Не потому ли Дали, польщенный вниманием Лорки (как он пишет) или увлекшийся им (чего не захотел признать), отверг близость с ним, что не желал считаться гомосексуалистом? В гораздо меньшей степени, чем хотелось бы, нас могут просветить на этот счет его дальнейшая любовная жизнь (с Галой и без нее) или свидетельства участников того, что он назовет потом своими «оргиями» (все в один голос уверяют, что он был импотентом, онанистом, вуайеристом, страдал преждевременной эякуляцией, а также был немножко садистом и немножко мазохистом). Исключение — захватывающий роман Дали, озаглавленный «Спрятанные лица», в котором он дает определение «кледализму» — сексуальному извращению, получившему название по имени главной героини романа Соланж де Кледа. К нему мы еще вернемся.

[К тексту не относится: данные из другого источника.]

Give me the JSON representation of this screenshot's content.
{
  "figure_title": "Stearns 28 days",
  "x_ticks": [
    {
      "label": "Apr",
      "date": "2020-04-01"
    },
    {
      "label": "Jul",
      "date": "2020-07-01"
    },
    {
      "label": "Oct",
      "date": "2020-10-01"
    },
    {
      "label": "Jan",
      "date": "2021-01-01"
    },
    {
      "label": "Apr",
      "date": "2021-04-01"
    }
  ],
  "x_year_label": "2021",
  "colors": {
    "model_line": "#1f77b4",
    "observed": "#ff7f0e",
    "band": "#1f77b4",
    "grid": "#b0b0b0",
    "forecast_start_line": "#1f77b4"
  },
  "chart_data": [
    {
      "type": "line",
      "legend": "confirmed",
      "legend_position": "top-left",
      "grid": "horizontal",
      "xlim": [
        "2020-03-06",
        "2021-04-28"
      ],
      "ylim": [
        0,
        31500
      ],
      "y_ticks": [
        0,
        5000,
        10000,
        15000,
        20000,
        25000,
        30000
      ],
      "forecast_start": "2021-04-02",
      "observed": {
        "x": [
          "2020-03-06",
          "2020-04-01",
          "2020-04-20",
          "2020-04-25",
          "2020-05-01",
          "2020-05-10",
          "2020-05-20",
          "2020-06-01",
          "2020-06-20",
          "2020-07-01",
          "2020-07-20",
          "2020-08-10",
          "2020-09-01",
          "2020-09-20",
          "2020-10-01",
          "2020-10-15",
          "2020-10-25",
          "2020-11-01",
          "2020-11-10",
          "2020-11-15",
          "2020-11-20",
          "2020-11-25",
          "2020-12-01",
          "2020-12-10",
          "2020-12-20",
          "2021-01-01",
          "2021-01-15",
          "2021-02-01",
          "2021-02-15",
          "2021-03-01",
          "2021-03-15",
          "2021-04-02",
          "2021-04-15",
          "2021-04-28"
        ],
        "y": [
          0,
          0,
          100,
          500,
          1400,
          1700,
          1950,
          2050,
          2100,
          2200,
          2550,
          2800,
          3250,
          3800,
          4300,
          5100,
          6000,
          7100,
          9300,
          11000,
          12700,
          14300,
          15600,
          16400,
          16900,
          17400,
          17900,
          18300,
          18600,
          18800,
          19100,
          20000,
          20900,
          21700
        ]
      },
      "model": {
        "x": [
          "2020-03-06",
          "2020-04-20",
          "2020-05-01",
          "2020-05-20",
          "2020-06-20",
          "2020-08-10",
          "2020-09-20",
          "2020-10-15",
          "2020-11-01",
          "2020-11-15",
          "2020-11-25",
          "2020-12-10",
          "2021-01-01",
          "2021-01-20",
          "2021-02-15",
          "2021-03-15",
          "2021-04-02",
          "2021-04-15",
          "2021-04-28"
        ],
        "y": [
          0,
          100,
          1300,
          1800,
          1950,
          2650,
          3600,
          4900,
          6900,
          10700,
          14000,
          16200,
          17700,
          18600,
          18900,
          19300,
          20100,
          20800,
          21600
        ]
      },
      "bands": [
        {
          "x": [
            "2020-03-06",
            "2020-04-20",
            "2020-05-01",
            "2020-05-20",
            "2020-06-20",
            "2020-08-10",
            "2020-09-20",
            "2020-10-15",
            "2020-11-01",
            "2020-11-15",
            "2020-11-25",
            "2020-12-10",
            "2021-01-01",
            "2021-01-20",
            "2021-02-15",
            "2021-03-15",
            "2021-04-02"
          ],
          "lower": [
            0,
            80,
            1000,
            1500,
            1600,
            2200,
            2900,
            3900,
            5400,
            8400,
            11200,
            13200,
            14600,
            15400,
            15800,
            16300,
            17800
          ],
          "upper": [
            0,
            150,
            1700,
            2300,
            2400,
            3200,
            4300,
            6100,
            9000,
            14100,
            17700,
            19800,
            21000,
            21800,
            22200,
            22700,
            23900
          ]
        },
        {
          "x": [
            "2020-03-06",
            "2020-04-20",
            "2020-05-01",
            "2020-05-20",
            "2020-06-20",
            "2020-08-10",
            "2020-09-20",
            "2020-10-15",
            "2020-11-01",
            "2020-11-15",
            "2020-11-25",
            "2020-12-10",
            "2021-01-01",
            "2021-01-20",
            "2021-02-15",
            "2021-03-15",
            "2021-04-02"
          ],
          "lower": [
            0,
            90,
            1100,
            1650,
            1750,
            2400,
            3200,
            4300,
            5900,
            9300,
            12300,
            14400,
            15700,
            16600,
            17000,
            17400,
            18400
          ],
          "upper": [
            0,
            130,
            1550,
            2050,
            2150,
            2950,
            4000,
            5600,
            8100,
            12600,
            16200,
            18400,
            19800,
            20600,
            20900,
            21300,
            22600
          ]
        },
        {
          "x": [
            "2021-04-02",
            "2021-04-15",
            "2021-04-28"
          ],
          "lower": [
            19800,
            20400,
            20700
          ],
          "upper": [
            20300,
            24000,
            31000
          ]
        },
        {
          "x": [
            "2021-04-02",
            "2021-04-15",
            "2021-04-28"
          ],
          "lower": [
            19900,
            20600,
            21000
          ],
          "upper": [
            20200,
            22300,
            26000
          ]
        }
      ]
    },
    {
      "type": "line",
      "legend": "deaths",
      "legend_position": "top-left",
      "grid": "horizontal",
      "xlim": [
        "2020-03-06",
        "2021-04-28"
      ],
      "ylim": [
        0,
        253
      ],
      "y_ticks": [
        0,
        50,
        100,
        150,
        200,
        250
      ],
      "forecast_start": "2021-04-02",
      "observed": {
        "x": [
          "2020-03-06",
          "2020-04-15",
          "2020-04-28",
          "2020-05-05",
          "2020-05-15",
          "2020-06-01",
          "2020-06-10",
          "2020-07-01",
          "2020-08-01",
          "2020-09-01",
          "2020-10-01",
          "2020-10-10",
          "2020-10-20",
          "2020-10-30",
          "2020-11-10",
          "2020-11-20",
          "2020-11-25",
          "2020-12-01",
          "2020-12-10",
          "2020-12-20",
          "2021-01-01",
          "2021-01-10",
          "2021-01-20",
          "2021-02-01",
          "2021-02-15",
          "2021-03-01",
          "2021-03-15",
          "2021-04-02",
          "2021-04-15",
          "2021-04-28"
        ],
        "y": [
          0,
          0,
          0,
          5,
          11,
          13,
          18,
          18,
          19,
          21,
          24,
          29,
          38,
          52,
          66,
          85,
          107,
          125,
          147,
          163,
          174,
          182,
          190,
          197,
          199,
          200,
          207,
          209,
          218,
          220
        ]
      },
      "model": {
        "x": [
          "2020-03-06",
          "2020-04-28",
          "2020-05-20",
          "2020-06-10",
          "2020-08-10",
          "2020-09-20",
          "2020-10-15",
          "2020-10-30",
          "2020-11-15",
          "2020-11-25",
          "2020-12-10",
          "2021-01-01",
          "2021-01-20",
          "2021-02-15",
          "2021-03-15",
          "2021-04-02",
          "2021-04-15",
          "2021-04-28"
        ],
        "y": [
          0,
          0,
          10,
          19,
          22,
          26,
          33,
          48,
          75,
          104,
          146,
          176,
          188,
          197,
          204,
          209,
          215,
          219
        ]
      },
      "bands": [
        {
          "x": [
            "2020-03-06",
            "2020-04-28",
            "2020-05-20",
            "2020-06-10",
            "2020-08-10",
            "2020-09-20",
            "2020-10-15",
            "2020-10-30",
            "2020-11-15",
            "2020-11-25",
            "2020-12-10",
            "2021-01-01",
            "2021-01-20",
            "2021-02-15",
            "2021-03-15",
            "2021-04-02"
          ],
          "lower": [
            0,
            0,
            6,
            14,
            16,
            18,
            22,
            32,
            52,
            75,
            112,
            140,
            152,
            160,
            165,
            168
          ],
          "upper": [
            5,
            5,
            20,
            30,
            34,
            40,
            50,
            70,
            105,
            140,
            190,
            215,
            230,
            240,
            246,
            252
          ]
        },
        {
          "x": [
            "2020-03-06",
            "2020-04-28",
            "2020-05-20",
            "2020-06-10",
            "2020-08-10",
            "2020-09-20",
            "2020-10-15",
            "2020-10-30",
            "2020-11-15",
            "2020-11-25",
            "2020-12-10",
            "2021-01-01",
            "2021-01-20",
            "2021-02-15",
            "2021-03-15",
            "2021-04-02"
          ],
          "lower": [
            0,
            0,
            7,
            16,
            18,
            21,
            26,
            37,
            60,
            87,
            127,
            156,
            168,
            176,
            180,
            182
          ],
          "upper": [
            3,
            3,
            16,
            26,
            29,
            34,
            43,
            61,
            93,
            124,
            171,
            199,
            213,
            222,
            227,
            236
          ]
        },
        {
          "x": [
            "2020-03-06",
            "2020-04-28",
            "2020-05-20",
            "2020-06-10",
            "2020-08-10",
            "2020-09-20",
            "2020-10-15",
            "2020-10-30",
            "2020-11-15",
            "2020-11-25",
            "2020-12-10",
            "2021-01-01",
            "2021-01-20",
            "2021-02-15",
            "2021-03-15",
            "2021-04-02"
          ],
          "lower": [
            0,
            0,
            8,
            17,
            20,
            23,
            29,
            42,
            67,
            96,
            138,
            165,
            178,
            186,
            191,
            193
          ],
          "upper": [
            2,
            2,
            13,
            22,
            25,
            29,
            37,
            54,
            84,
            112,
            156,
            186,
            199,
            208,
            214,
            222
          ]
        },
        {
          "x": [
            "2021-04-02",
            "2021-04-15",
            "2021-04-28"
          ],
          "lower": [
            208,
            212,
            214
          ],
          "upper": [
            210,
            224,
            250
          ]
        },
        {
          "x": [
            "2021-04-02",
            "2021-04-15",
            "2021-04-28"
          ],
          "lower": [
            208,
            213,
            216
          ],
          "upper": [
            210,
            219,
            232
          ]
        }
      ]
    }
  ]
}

«Кледализм, — объясняет он, — это синтез садизма с мазохизмом, полученный путем сублимации, выражавшейся в полном отождествлении себя с объектом своей страсти».
В этом романе, оказавшемся гораздо более странным и интересным, чем он показался в момент своего выхода в свет, говорится о «сексуальном желании исключительно интеллектуального порядка» и об «отсутствии физического соприкосновения между телами». «Если шарм подействовал, то спустя некоторое время, — пишет Дали, — у обоих возлюбленных одновременно наступит оргазм, и это при том, что они не воздействовали друг на друга иным способом, кроме выражения их лиц».
Так что не гомосексуальность отвергает Дали: он отвергает плоть, физический акт любви, а еще точнее — проникновение.